Improving HRQoL is a priority goal in supporting people with lung cancer [49]. All studies that assessed the impact of HRQoL reported a positive impact. The direction of the association between HRQoL and improved physical functioning was consistent across most of the studies (n=5, 71%) that reported on both outcomes [31,32,40-42]. Improvements were primarily noted in the global health score as well as the symptom and functional scales, but it is unclear whether these improvements are a direct result of the exercise intervention or improved disease management and control.

This review highlighted the high levels of acceptability and participant satisfaction with the digital intervention. Having a home-based exercise intervention or web-based intervention, such as the technologies highlighted in this review, is advantageous because participants can continue to exercise during chemotherapy treatment when they are usually advised to limit their contact with other people to reduce the risk of infection. Furthermore, the studies that used a game console as part of their exercise program incentivized their participants to use the technology, work out more often, and increase the intensity of the exercise [30,38,42]. Other useful features of the technologies that have been highlighted include the use of a virtual environment for exercising [30,38], dance-based workouts [42], dietary advice [32], and the value of incentivizing participants [30,38,42]. Hence, it is important for future app developers to consider what incentives can be built into the intervention to improve adherence, reduce clinician workload, and empower patients to be more independent regarding their disease management.
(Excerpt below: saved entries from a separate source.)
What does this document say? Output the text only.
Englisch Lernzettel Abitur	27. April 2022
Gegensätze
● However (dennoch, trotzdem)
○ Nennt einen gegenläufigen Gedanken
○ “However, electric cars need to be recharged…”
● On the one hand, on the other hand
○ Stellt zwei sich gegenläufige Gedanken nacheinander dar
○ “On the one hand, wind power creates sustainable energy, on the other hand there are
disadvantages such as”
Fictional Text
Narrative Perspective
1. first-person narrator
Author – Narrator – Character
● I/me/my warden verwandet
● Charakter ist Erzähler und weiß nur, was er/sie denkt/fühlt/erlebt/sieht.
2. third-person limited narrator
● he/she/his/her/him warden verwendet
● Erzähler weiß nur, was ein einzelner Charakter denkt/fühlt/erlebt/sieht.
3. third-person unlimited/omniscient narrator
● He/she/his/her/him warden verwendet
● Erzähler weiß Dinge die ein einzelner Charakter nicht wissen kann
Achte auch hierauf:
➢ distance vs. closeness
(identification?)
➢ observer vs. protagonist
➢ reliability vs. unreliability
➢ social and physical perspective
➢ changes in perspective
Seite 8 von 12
It is anticipated that health technologies, such as the ones identified in this review, will enable improved disease management, reduce hospital admissions, and save the UK National Health Service money [31]. However, limited cost analyses have been conducted to date to demonstrate the cost impact on health care services, the health care workforce, and people living with lung cancer. Our review identified only 1 cohort study [31] undertaken at a single research center that reported the cost of the intervention to the health care provider and the estimated time impact on health care professionals.

We reported on evidence available within the published papers. We faced challenges in gathering details regarding missing study data. We made attempts to reach out to the corresponding authors to obtain the necessary information, but we did not receive any response. Furthermore, it is unclear whether any development information not included in the reports of the studies was excluded [30-32]; in other words, important details could have been left out of the study reports, and the reasons for their possible omission are not known.
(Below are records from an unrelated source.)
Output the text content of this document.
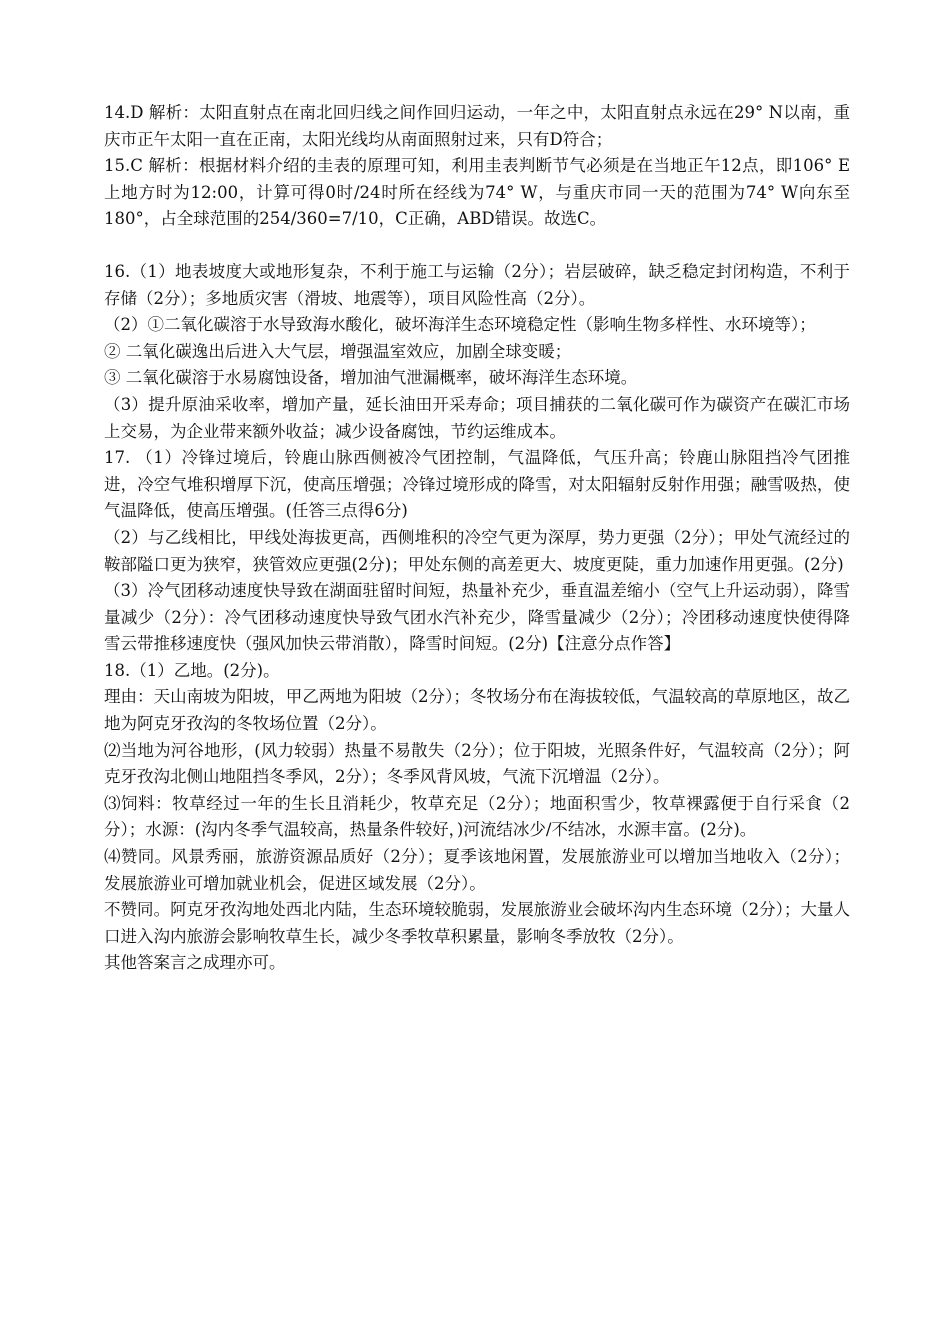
14.D 解析：太阳直射点在南北回归线之间作回归运动，一年之中，太阳直射点永远在29° N以南，重庆市正午太阳一直在正南，太阳光线均从南面照射过来，只有D符合；

15.C 解析：根据材料介绍的圭表的原理可知，利用圭表判断节气必须是在当地正午12点，即106° E上地方时为12:00，计算可得0时/24时所在经线为74° W，与重庆市同一天的范围为74° W向东至180°，占全球范围的254/360=7/10，C正确，ABD错误。故选C。

16.（1）地表坡度大或地形复杂，不利于施工与运输（2分）；岩层破碎，缺乏稳定封闭构造，不利于存储（2分）；多地质灾害（滑坡、地震等），项目风险性高（2分）。

（2）①二氧化碳溶于水导致海水酸化，破坏海洋生态环境稳定性（影响生物多样性、水环境等）；

② 二氧化碳逸出后进入大气层，增强温室效应，加剧全球变暖；

③ 二氧化碳溶于水易腐蚀设备，增加油气泄漏概率，破坏海洋生态环境。

（3）提升原油采收率，增加产量，延长油田开采寿命；项目捕获的二氧化碳可作为碳资产在碳汇市场上交易，为企业带来额外收益；减少设备腐蚀，节约运维成本。

17. （1）冷锋过境后，铃鹿山脉西侧被冷气团控制，气温降低，气压升高；铃鹿山脉阻挡冷气团推进，冷空气堆积增厚下沉，使高压增强；冷锋过境形成的降雪，对太阳辐射反射作用强；融雪吸热，使气温降低，使高压增强。(任答三点得6分)

（2）与乙线相比，甲线处海拔更高，西侧堆积的冷空气更为深厚，势力更强（2分）；甲处气流经过的鞍部隘口更为狭窄，狭管效应更强(2分)；甲处东侧的高差更大、坡度更陡，重力加速作用更强。(2分)

（3）冷气团移动速度快导致在湖面驻留时间短，热量补充少，垂直温差缩小（空气上升运动弱），降雪量减少（2分）：冷气团移动速度快导致气团水汽补充少，降雪量减少（2分）；冷团移动速度快使得降雪云带推移速度快（强风加快云带消散），降雪时间短。(2分)【注意分点作答】

18.（1）乙地。(2分)。

理由：天山南坡为阳坡，甲乙两地为阳坡（2分）；冬牧场分布在海拔较低，气温较高的草原地区，故乙地为阿克牙孜沟的冬牧场位置（2分）。

⑵当地为河谷地形，(风力较弱）热量不易散失（2分）；位于阳坡，光照条件好，气温较高（2分）；阿克牙孜沟北侧山地阻挡冬季风，2分）；冬季风背风坡，气流下沉增温（2分）。

⑶饲料：牧草经过一年的生长且消耗少，牧草充足（2分）；地面积雪少，牧草裸露便于自行采食（2分）；水源：(沟内冬季气温较高，热量条件较好，)河流结冰少/不结冰，水源丰富。(2分)。

⑷赞同。风景秀丽，旅游资源品质好（2分）；夏季该地闲置，发展旅游业可以增加当地收入（2分）；发展旅游业可增加就业机会，促进区域发展（2分）。

不赞同。阿克牙孜沟地处西北内陆，生态环境较脆弱，发展旅游业会破坏沟内生态环境（2分）；大量人口进入沟内旅游会影响牧草生长，减少冬季牧草积累量，影响冬季放牧（2分）。

其他答案言之成理亦可。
The studies included in our review were primarily quasi-experimental and nonrandomized studies [30,32,39,41,42]. Only 1 randomized controlled trial [40] and 1 cohort study [31] were included. The studies focused on technology development and feasibility assessment, most frequently for patients undergoing surgery [30-32,39,40]. In addition, the small cell subtype of lung cancer has poorer outcomes than non–small cell subtypes, with a primary treatment focus being to improve HRQoL; this population was not well represented in the included studies. Furthermore, various tools were used to assess physical functioning and HRQoL, making it difficult to draw comparisons across the studies due to their heterogeneity.
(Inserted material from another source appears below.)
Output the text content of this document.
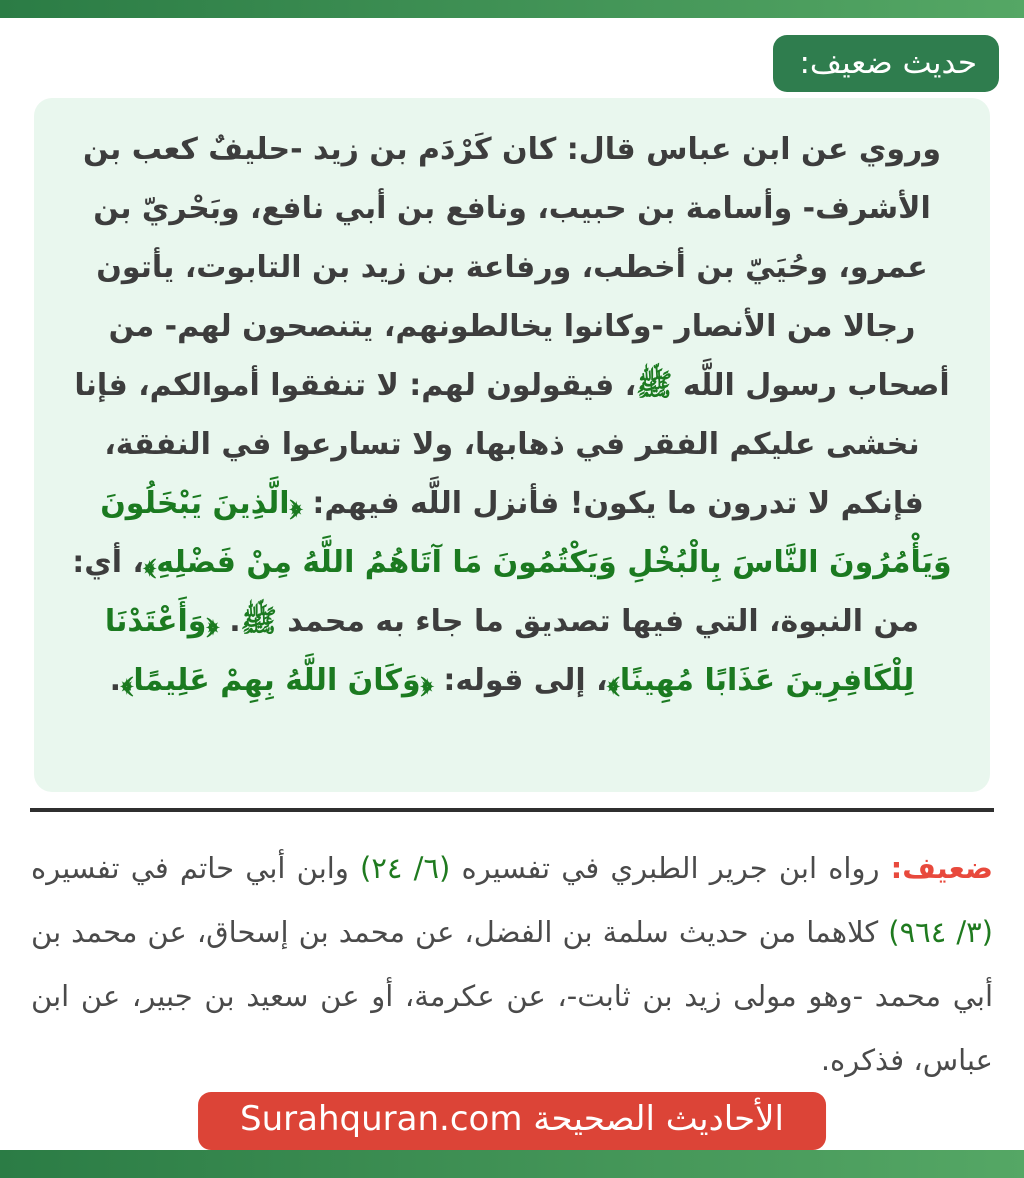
حديث ضعيف:
وروي عن ابن عباس قال: كان كَرْدَم بن زيد -حليفٌ كعب بن الأشرف- وأسامة بن حبيب، ونافع بن أبي نافع، وبَحْريّ بن عمرو، وحُيَيّ بن أخطب، ورفاعة بن زيد بن التابوت، يأتون رجالا من الأنصار -وكانوا يخالطونهم، يتنصحون لهم- من أصحاب رسول اللَّه ﷺ، فيقولون لهم: لا تنفقوا أموالكم، فإنا نخشى عليكم الفقر في ذهابها، ولا تسارعوا في النفقة، فإنكم لا تدرون ما يكون! فأنزل اللَّه فيهم: ﴿الَّذِينَ يَبْخَلُونَ وَيَأْمُرُونَ النَّاسَ بِالْبُخْلِ وَيَكْتُمُونَ مَا آتَاهُمُ اللَّهُ مِنْ فَضْلِهِ﴾، أي: من النبوة، التي فيها تصديق ما جاء به محمد ﷺ. ﴿وَأَعْتَدْنَا لِلْكَافِرِينَ عَذَابًا مُهِينًا﴾، إلى قوله: ﴿وَكَانَ اللَّهُ بِهِمْ عَلِيمًا﴾.

ضعيف: رواه ابن جرير الطبري في تفسيره (٦/ ٢٤) وابن أبي حاتم في تفسيره (٣/ ٩٦٤) كلاهما من حديث سلمة بن الفضل، عن محمد بن إسحاق، عن محمد بن أبي محمد -وهو مولى زيد بن ثابت-، عن عكرمة، أو عن سعيد بن جبير، عن ابن عباس، فذكره.

الأحاديث الصحيحة Surahquran.com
There seems to be a consistent relationship between the use of digital technologies by people with lung cancer and a positive impact on physical functioning and HRQoL. The technologies reported in this review demonstrated high levels of acceptability or user satisfaction and have the potential to support people with lung cancer to manage their health more independently. However, most of the studies (n=5,71%) identified here report on the development and feasibility of the technology. Further multicenter, large-scale research studies using a randomized controlled trial design over an extended period and including a cost-effectiveness outcome measure are required to fully assess the true benefit of adopting eHealth technologies in standard care services for health care providers and people with lung cancer.